By Dustin Rowles | Miscellaneous | January 2, 2019
As the year gets warmed up, and we prepare ourselves for another neverending political cycle, I would like to draw your attention to the two best pieces I read over the break. You may have already read them, because they were everywhere for a couple of days, but if haven’t yet, they’re excellent and instructive.
The first comes from Austin Murphy, a writer at Sports Illustrated for 33 damn years before he got laid off. Now, he’s a 57-year-old delivery driver for Amazon. It’s a possible glimpse into the future for many of us (unfortunately, as Seth reminded me, my poor sense of direction and marginal driving skills disqualify me from delivering anything anywhere).
It’s an incredible piece, almost as though it were written by someone with over 30 years of writing experience! It’s hard not to feel some sympathy for Murphy, although he never asks for it. He simply describes what it’s like to be a package delivery driver, and he finds a great hook upon which to hang the piece: The need to pee.
Little did I know, while delivering that drug-test sample, that this most basic of human needs—relieving oneself—would emerge as one of the more pressing challenges faced by all “delivery associates,” especially those of us crowding 60. An honest recounting of this job must include my sometimes frantic searches for a place to answer nature’s call.… The google search Amazon driver urinates summons a cavalcade of caught-in-the-act videos depicting poor saps, since fired, who simply couldn’t hold it any longer. While their decision to pee in the side yard—or on the front porch!—of a customer is not excusable, it is, to those of us in the Order of the Arrow (my made-up name for Amazon delivery associates), understandable.

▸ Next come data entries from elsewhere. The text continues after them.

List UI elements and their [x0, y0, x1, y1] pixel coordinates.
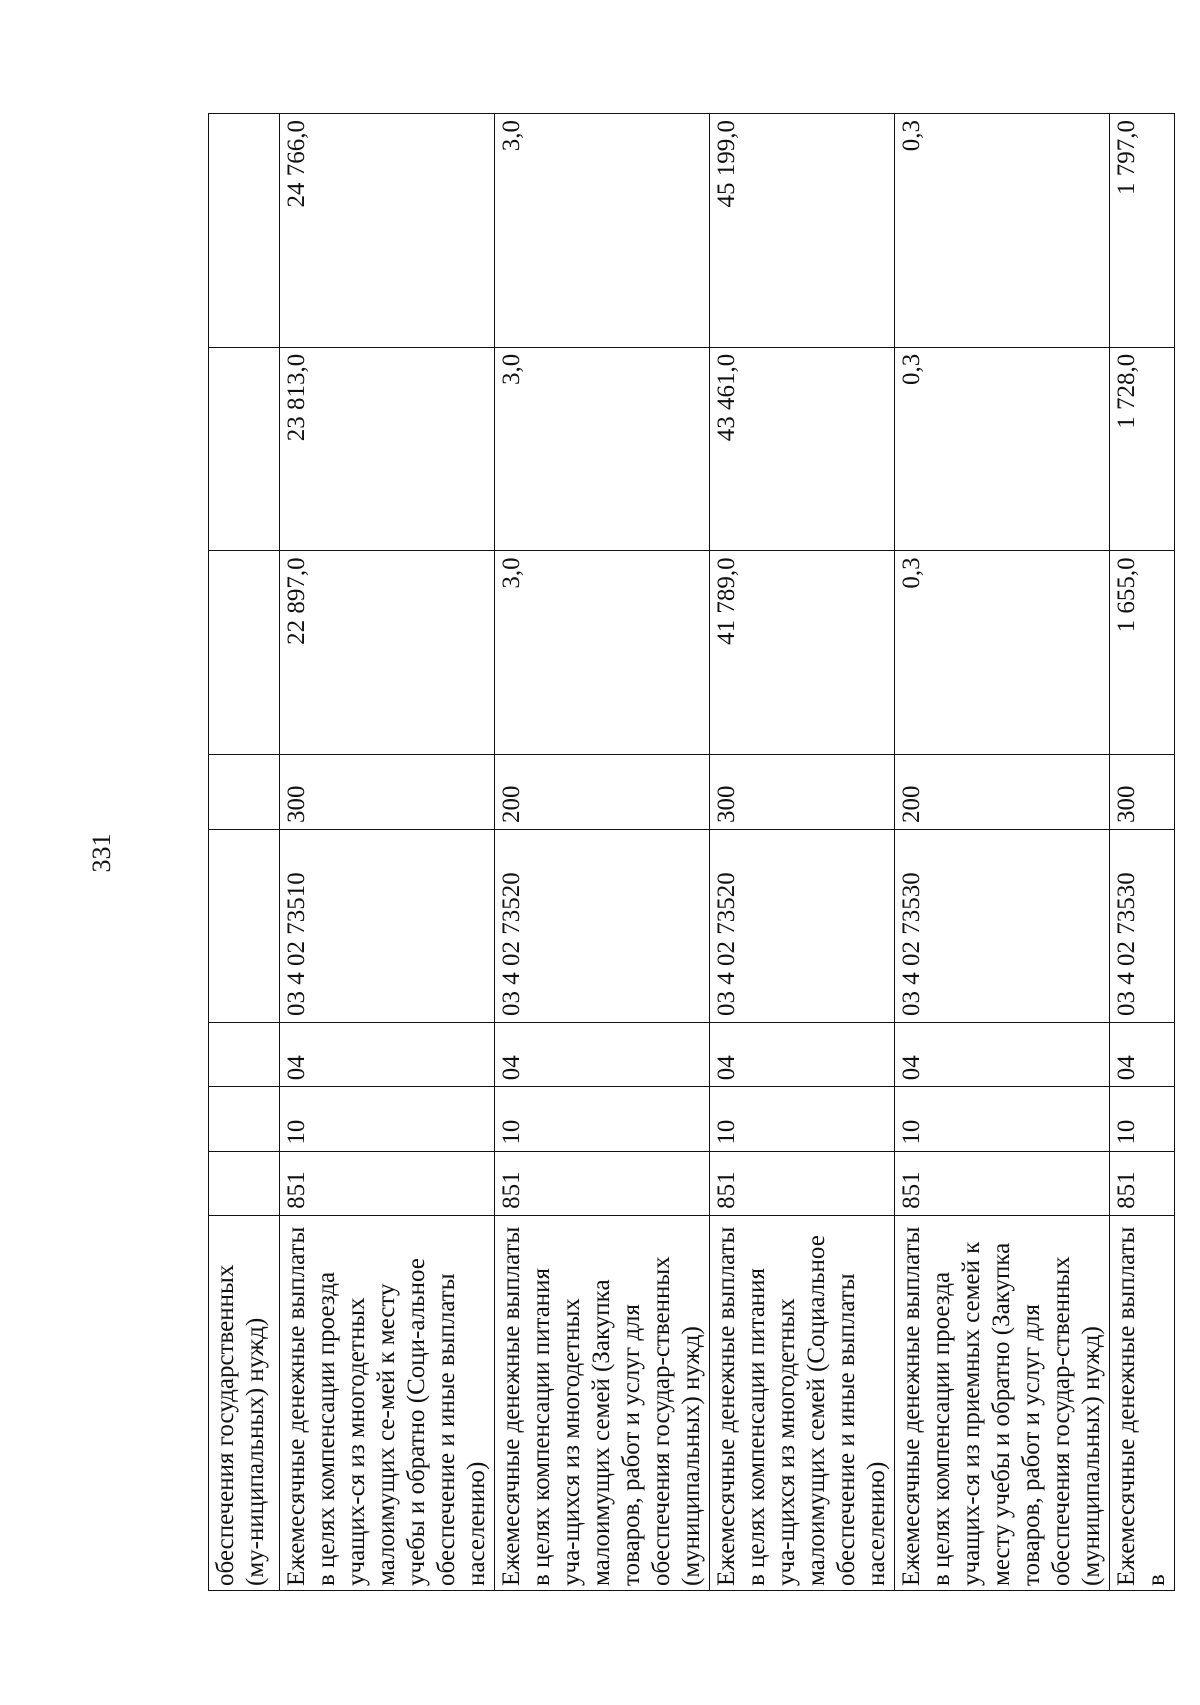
cell-gr: 851 [1110, 1151, 1175, 1215]
table-row [280, 114, 495, 1591]
cell-year1: 3,0 [495, 551, 710, 755]
cell-rz: 10 [1110, 1087, 1175, 1151]
cell-cs [209, 830, 280, 1023]
cell-gr: 851 [895, 1151, 1110, 1215]
cell-vr [209, 755, 280, 830]
cell-year2: 3,0 [495, 347, 710, 551]
cell-cs: 03 4 02 73530 [895, 830, 1110, 1023]
cell-pr: 04 [280, 1022, 495, 1086]
table-row [209, 114, 280, 1591]
cell-year2: 43 461,0 [710, 347, 895, 551]
cell-year3: 3,0 [495, 114, 710, 348]
table-row [710, 114, 895, 1591]
cell-cs: 03 4 02 73520 [710, 830, 895, 1023]
cell-year3: 1 797,0 [1110, 114, 1175, 348]
cell-year3: 45 199,0 [710, 114, 895, 348]
cell-year1: 1 655,0 [1110, 551, 1175, 755]
cell-year1: 22 897,0 [280, 551, 495, 755]
cell-year2 [209, 347, 280, 551]
cell-year2: 0,3 [895, 347, 1110, 551]
table-row [895, 114, 1110, 1591]
budget-table-rotated [208, 113, 1170, 1591]
cell-cs: 03 4 02 73510 [280, 830, 495, 1023]
cell-cs: 03 4 02 73530 [1110, 830, 1175, 1023]
cell-description: Ежемесячные денежные выплаты в целях компенсации проезда учащих-ся из приемных семей к месту учебы и обратно (Закупка товаров, работ и услуг для обеспечения государ-ственных (муниципальных) нужд) [895, 1215, 1110, 1590]
cell-year1: 41 789,0 [710, 551, 895, 755]
cell-year3: 0,3 [895, 114, 1110, 348]
cell-year2: 1 728,0 [1110, 347, 1175, 551]
cell-pr: 04 [895, 1022, 1110, 1086]
cell-description: обеспечения государственных (му-ниципальных) нужд) [209, 1215, 280, 1590]
cell-pr: 04 [710, 1022, 895, 1086]
cell-description: Ежемесячные денежные выплаты в целях компенсации питания уча-щихся из многодетных малоимущих семей (Закупка товаров, работ и услуг для обеспечения государ-ственных (муниципальных) нужд) [495, 1215, 710, 1590]
cell-rz [209, 1087, 280, 1151]
cell-cs: 03 4 02 73520 [495, 830, 710, 1023]
cell-vr: 300 [710, 755, 895, 830]
cell-rz: 10 [710, 1087, 895, 1151]
cell-gr: 851 [710, 1151, 895, 1215]
cell-vr: 300 [1110, 755, 1175, 830]
cell-pr: 04 [495, 1022, 710, 1086]
cell-vr: 200 [895, 755, 1110, 830]
cell-year1: 0,3 [895, 551, 1110, 755]
cell-vr: 200 [495, 755, 710, 830]
cell-pr: 04 [1110, 1022, 1175, 1086]
cell-gr [209, 1151, 280, 1215]
cell-rz: 10 [495, 1087, 710, 1151]
table-row [495, 114, 710, 1591]
cell-description: Ежемесячные денежные выплаты в [1110, 1215, 1175, 1590]
cell-description: Ежемесячные денежные выплаты в целях компенсации питания уча-щихся из многодетных малоимущих семей (Социальное обеспечение и иные выплаты населению) [710, 1215, 895, 1590]
cell-year1 [209, 551, 280, 755]
budget-table [208, 113, 1175, 1591]
cell-year3: 24 766,0 [280, 114, 495, 348]
cell-description: Ежемесячные денежные выплаты в целях компенсации проезда учащих-ся из многодетных малоимущих се-мей к месту учебы и обратно (Соци-альное обеспечение и иные выплаты населению) [280, 1215, 495, 1590]
cell-year2: 23 813,0 [280, 347, 495, 551]
cell-rz: 10 [280, 1087, 495, 1151]
cell-gr: 851 [495, 1151, 710, 1215]
table-row [1110, 114, 1175, 1591]
page-number: 331 [87, 833, 116, 873]
cell-gr: 851 [280, 1151, 495, 1215]
cell-vr: 300 [280, 755, 495, 830]
cell-pr [209, 1022, 280, 1086]
cell-rz: 10 [895, 1087, 1110, 1151]
cell-year3 [209, 114, 280, 348]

Murphy, I should add, is better off than most who lose their careers after over 30 years — his wife is well off, and he took the job in order to gain approval for a necessary loan. Mostly, though, I came away from the piece thinking that I should offer the delivery drivers who come to my house free reign of the facilities. It’s the least we can do.
The other piece, over on Huffington Post, was more harrowing. It’s about a “cable guy” (actually a woman named Lauren Hough) who spent several years dealing with hostile customers and, coincidentally, searching for a place to pee. Her tales are darker, although she somehow finds the humor in some of it — she had to work inside the homes of strangers, deal with spiders, sexual assault, and angry people who lost access to Fox News.
I was filling out the work orders and emailing my supervisor to give him a heads-up on a possible call from a member of every cable tech’s favorite rage cult, when his wife knocked on my van window. She stepped back and called me “ma’am.” Which was nice. Her husband with the tucked-in polo shirt had asked my name and I told him Lauren. He heard Lawrence because it fit what he saw and asked if he could call me Larry. Guys like that use your name as a weapon. “Larry, explain to me why I had to sit around here from 1 to 3 waiting on you and you show up at 3:17. Does that seem like good customer service to you, Larry? And now you’re telling 7 to 10 days? Larry, I’m getting really tired of hearing this shit.” Guys like that, it was safer to just let them think I was a man.She said she was sorry about him. I said, “It’s fine.” I said there really wasn’t anything I could do. She blinked back the flood of tears she’d been holding since God knows when. She said, “It’s just, when he has Fox, he has Obama to hate. If he doesn’t have that …” She kept looking over her shoulder. She was terrified of him. “I’m sorry,” she said. “I just need him to have Fox.” I got out of my van.
Hough spent a lot of time in the belly of the beast — she could spot kids who have been beaten by their fathers, and once had to go into a basement where a man was being held in a cage — a sex thing, not a kidnapping thing. The good news, she added, is that sex workers tip well. And apparently, customers who are high on marijuana are the best customers.
My takeaway from that piece? Never complain if the cable tech misses the time window and tip. I genuinely didn’t realize that tips were expected, but given the grief they have to go through, it’s definitely deserved.
At any rate, I think both pieces were instructive on a number of levels. I had no idea, for instance, what the day-to-day looked like for a delivery driver or a cable tech, and both pieces went a long way toward humanizing those positions. But I also think that it’s helpful for writers to have had experiences like these because those perspectives can offer a lot to their writing. Preferably, however, those experiences come before a 30-year career, and not after (and when ad rates return later this year, please do pitch me your Starbucks barista or Trader Joe’s cashier or cruise ship wait staff stories or those jobs where you’re promised $25 an hour on a flyer only to discover it’s an MLM scheme — as someone who held a number of those positions back in the day, I’d absolutely love a well-written account).